On April 22, 1964, the opening day of the New York World’s Fair was met with mass civil rights demonstrations. In a bold protest against racial segregation and economic inequality, 294 demonstrators were arrested by the NYPD. Organized by the Congress of Racial Equality (CORE) and other activists, the demonstration aimed to highlight hypocrisy in America’s celebration of “progress” while systemic racism remained deeply entrenched. The protest brought national attention to ongoing discrimination in housing, jobs, and education—issues the fair chose to ignore.
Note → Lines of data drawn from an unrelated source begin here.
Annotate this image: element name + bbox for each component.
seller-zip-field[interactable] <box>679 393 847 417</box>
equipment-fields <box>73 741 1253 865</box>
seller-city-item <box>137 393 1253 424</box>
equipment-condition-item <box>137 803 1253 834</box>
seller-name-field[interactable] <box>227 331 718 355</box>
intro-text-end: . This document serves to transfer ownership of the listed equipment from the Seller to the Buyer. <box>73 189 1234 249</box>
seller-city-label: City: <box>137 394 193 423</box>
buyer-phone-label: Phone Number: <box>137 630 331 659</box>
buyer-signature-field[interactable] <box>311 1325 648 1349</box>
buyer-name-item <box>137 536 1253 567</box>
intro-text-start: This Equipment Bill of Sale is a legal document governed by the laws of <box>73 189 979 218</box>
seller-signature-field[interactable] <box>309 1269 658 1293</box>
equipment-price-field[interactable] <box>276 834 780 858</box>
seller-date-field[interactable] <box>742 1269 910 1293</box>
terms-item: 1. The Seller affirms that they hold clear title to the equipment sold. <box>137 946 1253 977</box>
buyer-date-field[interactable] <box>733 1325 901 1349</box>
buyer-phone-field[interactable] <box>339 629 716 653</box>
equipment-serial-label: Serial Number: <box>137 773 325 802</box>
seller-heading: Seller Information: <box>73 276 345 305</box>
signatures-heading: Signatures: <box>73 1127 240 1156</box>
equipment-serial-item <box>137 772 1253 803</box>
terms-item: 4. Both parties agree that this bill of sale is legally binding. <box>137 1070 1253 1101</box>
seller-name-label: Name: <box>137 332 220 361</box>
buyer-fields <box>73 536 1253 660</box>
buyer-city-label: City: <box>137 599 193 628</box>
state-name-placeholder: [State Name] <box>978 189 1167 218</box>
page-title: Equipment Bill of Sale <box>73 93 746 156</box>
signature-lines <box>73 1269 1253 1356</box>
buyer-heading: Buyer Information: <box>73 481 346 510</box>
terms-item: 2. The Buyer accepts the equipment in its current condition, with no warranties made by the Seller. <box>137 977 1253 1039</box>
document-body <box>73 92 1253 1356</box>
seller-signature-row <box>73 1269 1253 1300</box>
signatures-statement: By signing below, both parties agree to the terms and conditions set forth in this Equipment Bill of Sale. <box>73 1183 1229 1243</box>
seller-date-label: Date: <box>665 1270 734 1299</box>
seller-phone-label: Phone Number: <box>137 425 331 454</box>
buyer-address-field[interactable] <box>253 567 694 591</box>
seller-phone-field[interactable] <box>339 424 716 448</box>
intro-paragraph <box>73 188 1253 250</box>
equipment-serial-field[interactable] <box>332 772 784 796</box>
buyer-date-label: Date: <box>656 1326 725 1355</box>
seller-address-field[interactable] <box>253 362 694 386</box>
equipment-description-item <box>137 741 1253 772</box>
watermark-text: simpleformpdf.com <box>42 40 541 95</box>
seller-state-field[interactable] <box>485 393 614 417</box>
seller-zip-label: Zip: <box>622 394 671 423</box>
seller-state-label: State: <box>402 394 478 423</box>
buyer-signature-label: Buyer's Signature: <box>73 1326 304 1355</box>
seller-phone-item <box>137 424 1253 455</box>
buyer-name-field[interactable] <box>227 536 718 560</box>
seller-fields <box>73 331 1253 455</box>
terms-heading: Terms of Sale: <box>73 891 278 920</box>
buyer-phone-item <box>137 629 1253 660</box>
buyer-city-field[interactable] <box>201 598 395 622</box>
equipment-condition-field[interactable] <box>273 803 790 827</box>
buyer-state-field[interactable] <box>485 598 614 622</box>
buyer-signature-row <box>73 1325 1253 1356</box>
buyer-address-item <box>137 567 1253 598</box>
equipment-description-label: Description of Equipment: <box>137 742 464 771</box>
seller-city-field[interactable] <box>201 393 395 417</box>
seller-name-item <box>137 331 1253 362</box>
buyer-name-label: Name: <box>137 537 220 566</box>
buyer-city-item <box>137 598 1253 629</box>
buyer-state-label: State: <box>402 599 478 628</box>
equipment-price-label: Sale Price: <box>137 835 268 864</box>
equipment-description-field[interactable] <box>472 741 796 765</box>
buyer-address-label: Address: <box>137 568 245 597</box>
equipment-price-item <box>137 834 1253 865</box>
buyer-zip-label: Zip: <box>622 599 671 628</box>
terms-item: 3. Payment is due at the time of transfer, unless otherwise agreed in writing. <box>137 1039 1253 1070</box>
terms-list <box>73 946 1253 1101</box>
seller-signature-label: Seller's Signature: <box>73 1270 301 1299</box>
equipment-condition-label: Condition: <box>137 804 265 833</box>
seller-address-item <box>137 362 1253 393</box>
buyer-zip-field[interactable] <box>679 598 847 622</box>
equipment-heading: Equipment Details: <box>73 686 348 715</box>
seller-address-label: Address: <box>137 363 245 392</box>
It marked a pivotal moment in New York’s civil rights history, bridging activism, visibility, and resistance.
On April 22, 1950, Charles Hamilton Houston passed away at age 54 in Washington, D.C. Often referred to as “The Man Who Killed Jim Crow,” Houston was the chief architect of the NAACP’s legal strategy to dismantle racial segregation in the United States. As dean of Howard University Law School, he trained a generation of civil rights lawyers—including Thurgood Marshall—and laid the foundation for landmark cases like Brown v. Board of Education. His work methodically challenged segregation in education, housing, and public institutions, using the law as a powerful tool for racial justice.
On April 22, 1919, S.H. Love—a World War I veteran born in 1893 in Colt, Arkansas—was granted a U.S. patent for an improvement to military firearms. During his service in Europe, Love was known for his inventive thinking and even claimed to have passed along the concept for a draw-style theater curtain, a design still used today. While his curtain idea was never patented under his name, his recognized innovation in firearms technology marked a significant contribution by a Black American inventor during the postwar period. Love’s work is a testament to the often-overlooked ingenuity and service of African American soldiers in military history and invention.
On April 22, 1692, Mary Black, an enslaved Black woman in Salem, Massachusetts, was accused of witchcraft during the infamous Salem Witch Trials. Despite the lack of credible evidence, Mary was arrested and jailed—her conviction driven more by racial prejudice and hysteria than any supposed sorcery. Unlike many others accused, Mary was not executed and was eventually released, possibly due to the intervention of her enslaver, Nathaniel Putnam, who defended her innocence. Her case reveals the intersection of racism, fear, and injustice in early American history, and highlights how Black individuals were vulnerable targets during moments of mass paranoia.
On April 22, 1966, Ethiopian Emperor Haile Selassie I made a historic visit to Jamaica, marking a turning point for the global Rastafari movement. Thousands of Rastafarians gathered at Kingston’s Palisadoes Airport, many seeing the emperor as a divine figure, the returned Messiah. The event became symbolic of Pan-African identity, Black spiritual consciousness, and resistance to colonialism. Selassie’s calm demeanor during the overwhelming reception helped legitimize the movement globally.